Talking to a Moldovan

I’m here as a guest at a conference organised by an old friend of mine. For the first time since I’ve known him I got him to reminisce about his time in government in the early 1990s.

Not verbatim, but my summarised memory of what he told me:

“Yes, I was the first Defence Minister. Actually when we set it up, we called it a Sub-Department for Defence Matters, not a ministry, and I was its General Secretary and special adviser to the President, not the minister, because we didn’t want to annoy the Soviets. This was just after we’d won the first multi-party elections as the Popular Front.

“Then came the August 1990 putsch in Moscow. A friend of mine called me up in the middle of the night and told me, turn on the television, see what’s happened, it’s all going to go back to former times, you need to get yourself to the other side of the Romanian border. I couldn’t leave my colleagues at a time like that – I managed to organise an armed citizen’s militia to defend the capital, we had it completely blocked off.

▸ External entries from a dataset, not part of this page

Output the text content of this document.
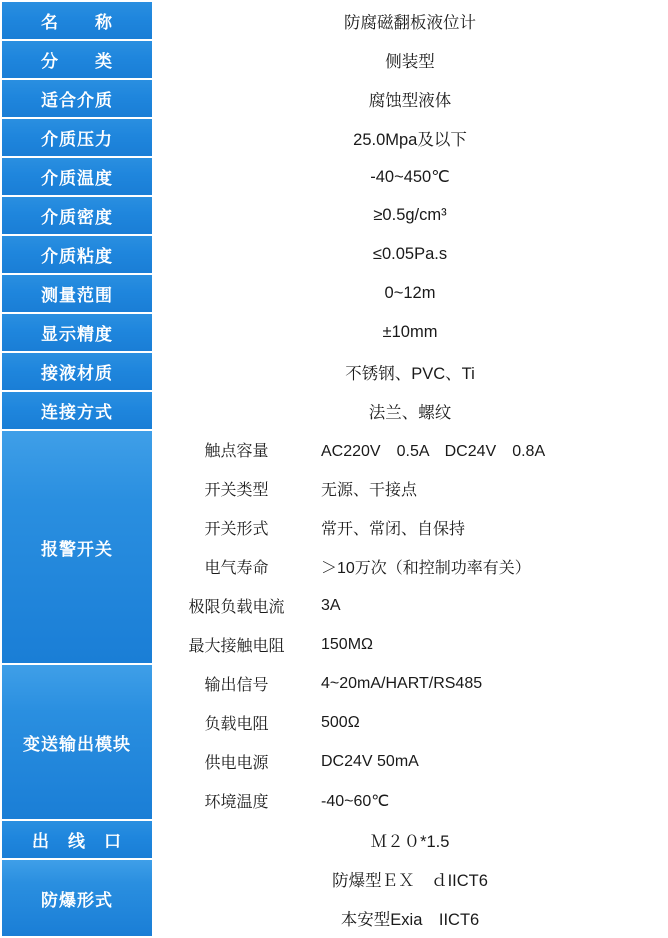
名　　称	防腐磁翻板液位计
分　　类	侧装型
适合介质	腐蚀型液体
介质压力	25.0Mpa及以下
介质温度	-40~450℃
介质密度	≥0.5g/cm³
介质粘度	≤0.05Pa.s
测量范围	0~12m
显示精度	±10mm
接液材质	不锈钢、PVC、Ti
连接方式	法兰、螺纹
报警开关	
触点容量	AC220V　0.5A　DC24V　0.8A
开关类型	无源、干接点
开关形式	常开、常闭、自保持
电气寿命	＞10万次（和控制功率有关）
极限负载电流	3A
最大接触电阻	150MΩ

变送输出模块	
输出信号	4~20mA/HART/RS485
负载电阻	500Ω
供电电源	DC24V 50mA
环境温度	-40~60℃

出　线　口	Ｍ２０*1.5
防爆形式	
防爆型ＥＸ　ｄIICT6
本安型Exia　IICT6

“The police were mostly on our side, and the local Soviet Army just wasn’t sure what to do, keeping lines open to us and to the Kremlin. We weren’t really sure what the end would be politically. Then the next day Yeltsin got up on the tank, and because everyone else was doing it, we realised it was time to go for sovereignty, and as you know the whole thing fizzled out. After that it was all right to have a ministry of defence.

“Yeah, I brokered the ceasefire that ended the Transdniestria conflict in 1992, but shortly after that they replaced me as defence minister with a career general. I’m out of all that now, prefer this NGO activity, working with the next generation.”

I hope he writes a book about it some time.